Do you know how to keep your smartphone’s battery healthy?
4 Jan, 2018BUSINESSINSIDER.SG
You may have been hastening the death of your phone’s battery with your charging habits.
Charging to 100%, or overnight? Fully discharging before plugging in? These common practices can shorten the usable life of your battery, according to Cadex, a company that offers devices that test smartphone batteries, among others.
How to best extend the life of batteries has been a prime topic since Apple disclosed last month that it was slowing down iPhones with degraded batteries to prevent the devices from shutting down unexpectedly.
It turns out that if you want to delay having to replace your battery or buy a new phone, there are specific percentage levels within which you should keep your phone’s battery.

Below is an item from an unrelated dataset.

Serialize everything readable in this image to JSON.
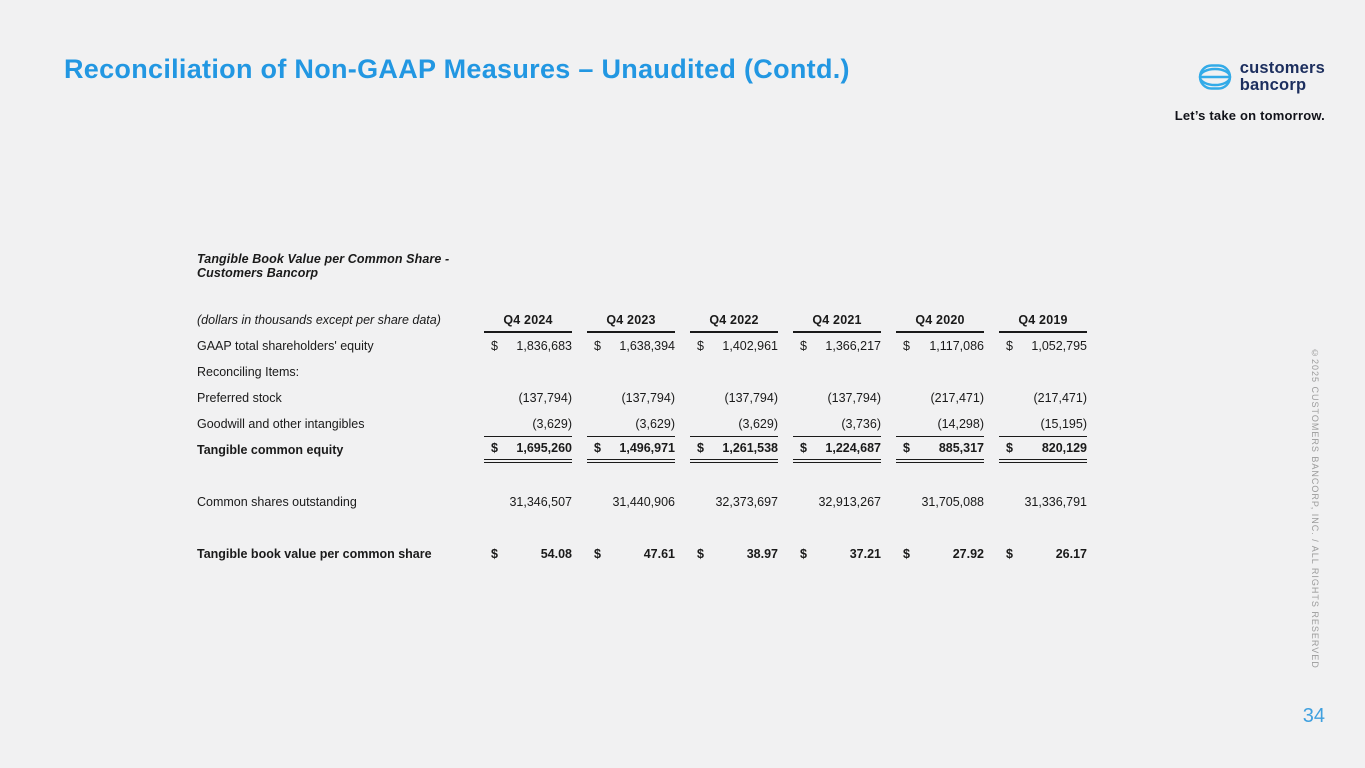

Here’s how to – and how not to – charge your phone.
Just plug it in whenever you can, even if it’s for a few minutes, and you’ll be fine.
“Partial charges cause no harm,” according to Battery University.
Battery University says that so-called deep discharges – when you use your phone until only a small portion of its battery life is left – wear down batteries.
Samsung echoes that advice in a blog post offering tips on how to extend your phone’s battery life.
According to Battery University, the lithium-ion battery in your smartphone will last longest if you keep it 65% to 75% charged at all times.
Clearly, it’s impractical to always keep your phone charge between those levels – but at least you know what’s ideal.
The second-best charge range for batteries inside smartphones is 45% to 75% – probably a lot more realistic for most people on a day-to-day basis than 65% to 75%.
You could even develop a daily routine to plug in your phone at particular times to keep its charge within those levels.
But you have some wiggle room. If you typically keep your phone’s charge level between 25% and 75%, you most likely won’t cause too much long-term damage.
Charging your phone’s battery to 100% from a low 25% – or pretty much any amount – can reduce its capacity and shorten its lifespan.
According to Battery University, lithium-ion batteries do “not need to be fully charged, nor is it desirable to do so.”
“In fact, it is better not to fully charge,” it says, “because a high voltage stresses the battery” and wears it out in the long run.
I’ve seen a lot of debate about the effects of charging your smartphone overnight.
But if charging to 100% causes the most damage to a phone battery’s lifespan, you should probably cut it out.